In fact before the Hong Kong crisis surfaced, the Sensex had already started into another bout of correction from 4166. The global crisis only hastened the process. But it also brought the international dimension into play. Zeroing down to the prospects for next week, you must take the following account: # Muhurat Trading Volumes were low - often one-third of previous day. So the market drop on that trading is not representative.

# Thursday's drop in Sensex has been majorly contributed by Reliance Industries, State Bank and Hindustan Lever. They have shed some value in the light of FII unloading for redemption elsewhere. They have shed fat, which otherwise they carry easily.
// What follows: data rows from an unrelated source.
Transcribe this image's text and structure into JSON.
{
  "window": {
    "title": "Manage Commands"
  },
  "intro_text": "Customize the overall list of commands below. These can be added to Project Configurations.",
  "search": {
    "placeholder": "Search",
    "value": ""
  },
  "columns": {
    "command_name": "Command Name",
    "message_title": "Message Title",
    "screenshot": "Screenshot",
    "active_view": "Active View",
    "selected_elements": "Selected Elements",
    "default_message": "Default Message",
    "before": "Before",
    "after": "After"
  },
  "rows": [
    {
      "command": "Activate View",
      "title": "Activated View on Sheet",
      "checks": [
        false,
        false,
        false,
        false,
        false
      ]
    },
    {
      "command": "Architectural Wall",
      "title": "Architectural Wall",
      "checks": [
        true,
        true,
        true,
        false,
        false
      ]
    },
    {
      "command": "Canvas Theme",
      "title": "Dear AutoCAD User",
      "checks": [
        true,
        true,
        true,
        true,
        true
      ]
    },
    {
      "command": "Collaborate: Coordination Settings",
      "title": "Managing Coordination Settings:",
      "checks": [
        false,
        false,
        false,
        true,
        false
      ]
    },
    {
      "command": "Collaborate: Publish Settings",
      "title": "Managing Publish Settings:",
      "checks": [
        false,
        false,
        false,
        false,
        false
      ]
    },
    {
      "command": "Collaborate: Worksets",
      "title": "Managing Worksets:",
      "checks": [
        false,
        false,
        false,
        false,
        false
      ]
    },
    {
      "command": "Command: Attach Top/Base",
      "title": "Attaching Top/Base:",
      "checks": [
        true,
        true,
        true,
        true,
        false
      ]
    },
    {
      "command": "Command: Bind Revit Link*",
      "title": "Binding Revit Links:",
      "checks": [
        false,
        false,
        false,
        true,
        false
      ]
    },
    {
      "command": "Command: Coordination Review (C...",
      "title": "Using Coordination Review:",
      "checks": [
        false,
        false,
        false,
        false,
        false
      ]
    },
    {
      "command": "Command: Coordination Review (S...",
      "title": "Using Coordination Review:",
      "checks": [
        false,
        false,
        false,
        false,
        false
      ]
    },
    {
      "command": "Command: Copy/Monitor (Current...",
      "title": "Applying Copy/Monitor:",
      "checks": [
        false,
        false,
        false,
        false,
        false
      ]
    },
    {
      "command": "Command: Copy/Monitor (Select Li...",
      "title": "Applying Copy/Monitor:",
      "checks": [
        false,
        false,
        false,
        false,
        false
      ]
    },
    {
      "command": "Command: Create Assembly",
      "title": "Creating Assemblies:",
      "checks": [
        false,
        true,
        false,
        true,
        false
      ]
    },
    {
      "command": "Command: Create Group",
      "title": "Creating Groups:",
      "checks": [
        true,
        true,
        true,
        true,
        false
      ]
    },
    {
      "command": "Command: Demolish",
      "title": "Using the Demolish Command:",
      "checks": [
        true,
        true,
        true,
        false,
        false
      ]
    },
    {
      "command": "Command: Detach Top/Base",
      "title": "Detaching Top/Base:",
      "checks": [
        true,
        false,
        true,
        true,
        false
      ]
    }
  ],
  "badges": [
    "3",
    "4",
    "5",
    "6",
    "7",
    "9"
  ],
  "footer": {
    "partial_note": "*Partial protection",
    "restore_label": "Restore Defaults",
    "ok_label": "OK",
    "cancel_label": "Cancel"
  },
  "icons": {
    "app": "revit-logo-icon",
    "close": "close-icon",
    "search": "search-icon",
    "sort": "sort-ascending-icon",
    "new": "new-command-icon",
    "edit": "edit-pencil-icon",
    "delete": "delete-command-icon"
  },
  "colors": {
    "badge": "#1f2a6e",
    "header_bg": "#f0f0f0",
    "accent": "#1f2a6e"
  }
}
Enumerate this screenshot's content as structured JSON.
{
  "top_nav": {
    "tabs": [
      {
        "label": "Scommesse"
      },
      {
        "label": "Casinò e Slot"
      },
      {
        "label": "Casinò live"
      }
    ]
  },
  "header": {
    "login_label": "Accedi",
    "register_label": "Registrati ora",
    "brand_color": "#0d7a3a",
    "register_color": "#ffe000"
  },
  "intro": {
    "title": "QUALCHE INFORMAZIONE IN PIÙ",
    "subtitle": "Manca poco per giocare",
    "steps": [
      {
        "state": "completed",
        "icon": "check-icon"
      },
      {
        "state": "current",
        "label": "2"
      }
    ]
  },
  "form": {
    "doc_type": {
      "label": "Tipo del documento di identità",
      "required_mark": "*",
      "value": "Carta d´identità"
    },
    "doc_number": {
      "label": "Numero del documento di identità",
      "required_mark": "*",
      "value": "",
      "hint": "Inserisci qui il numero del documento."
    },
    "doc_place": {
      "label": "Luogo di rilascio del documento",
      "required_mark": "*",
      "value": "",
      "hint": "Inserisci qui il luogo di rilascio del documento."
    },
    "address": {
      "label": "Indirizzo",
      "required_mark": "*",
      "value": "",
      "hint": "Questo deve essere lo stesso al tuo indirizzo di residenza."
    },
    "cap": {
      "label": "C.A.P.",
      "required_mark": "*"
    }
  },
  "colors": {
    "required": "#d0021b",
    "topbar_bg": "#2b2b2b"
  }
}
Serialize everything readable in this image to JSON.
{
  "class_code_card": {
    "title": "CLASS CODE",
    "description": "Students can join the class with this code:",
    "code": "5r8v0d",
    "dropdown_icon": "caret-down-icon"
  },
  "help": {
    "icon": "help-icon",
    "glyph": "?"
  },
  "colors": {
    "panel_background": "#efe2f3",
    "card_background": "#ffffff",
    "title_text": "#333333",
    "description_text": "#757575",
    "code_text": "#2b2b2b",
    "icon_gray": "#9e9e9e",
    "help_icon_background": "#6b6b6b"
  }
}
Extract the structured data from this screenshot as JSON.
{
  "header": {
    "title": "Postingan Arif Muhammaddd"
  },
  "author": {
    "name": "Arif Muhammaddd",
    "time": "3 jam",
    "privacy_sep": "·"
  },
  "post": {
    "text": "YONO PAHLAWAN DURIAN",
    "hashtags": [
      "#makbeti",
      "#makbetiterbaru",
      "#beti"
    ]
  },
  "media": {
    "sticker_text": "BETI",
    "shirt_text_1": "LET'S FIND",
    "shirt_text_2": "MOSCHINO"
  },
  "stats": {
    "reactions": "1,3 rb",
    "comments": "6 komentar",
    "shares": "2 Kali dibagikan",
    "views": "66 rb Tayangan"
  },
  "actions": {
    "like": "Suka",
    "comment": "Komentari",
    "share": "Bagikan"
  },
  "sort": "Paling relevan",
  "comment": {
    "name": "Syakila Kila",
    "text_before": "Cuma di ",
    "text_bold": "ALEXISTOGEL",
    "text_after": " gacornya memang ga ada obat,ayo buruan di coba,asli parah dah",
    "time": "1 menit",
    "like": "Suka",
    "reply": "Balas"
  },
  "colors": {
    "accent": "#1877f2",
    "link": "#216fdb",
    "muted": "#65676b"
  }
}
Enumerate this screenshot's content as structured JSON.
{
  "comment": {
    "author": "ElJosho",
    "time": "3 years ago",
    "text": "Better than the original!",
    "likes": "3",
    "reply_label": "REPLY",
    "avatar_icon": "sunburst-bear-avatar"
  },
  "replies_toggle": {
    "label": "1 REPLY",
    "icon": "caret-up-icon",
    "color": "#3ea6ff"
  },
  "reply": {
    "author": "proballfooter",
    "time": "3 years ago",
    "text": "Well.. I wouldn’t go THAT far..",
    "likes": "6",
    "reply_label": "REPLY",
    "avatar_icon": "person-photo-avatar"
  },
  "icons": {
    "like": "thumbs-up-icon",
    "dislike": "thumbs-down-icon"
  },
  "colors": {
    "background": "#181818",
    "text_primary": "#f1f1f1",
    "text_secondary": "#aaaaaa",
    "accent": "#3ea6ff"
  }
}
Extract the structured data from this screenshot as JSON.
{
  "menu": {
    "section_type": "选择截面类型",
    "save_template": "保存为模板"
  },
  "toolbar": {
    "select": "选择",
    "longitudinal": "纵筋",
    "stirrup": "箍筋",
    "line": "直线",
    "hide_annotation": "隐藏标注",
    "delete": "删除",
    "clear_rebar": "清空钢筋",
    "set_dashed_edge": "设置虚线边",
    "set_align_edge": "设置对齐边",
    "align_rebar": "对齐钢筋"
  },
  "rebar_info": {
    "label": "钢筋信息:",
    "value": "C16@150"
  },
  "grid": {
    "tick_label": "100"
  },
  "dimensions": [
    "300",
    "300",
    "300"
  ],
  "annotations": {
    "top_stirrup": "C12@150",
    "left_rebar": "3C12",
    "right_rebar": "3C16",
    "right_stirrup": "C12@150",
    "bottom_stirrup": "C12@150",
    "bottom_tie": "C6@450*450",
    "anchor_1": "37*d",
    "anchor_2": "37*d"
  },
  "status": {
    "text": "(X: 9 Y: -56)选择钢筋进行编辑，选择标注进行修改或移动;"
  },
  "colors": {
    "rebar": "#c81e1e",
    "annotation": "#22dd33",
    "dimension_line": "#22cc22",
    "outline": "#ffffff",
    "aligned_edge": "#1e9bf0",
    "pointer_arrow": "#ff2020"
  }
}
# Sensex is close to 3762, the previous bottom, from which the recovery had started earlier. In sum, you cannot escape notice that stocks in most cases have reached levels, which they can sustain. They can sustain the current price levels even discounting the likely first half results expected now. There is no knowing if FIIs will press sales further. Some more fat could be shed by the plump scrips. But overall one thing is certain. If values drop further, it means that scrips are getting undervalued in terms of their global potential. And remember this. As FIIs take stock again, they need to revert to India more than ever before with the other Asian markets becoming even more uncertain. That should provide the anchor for you more than ever before with the other Asian markets becoming even more uncertain.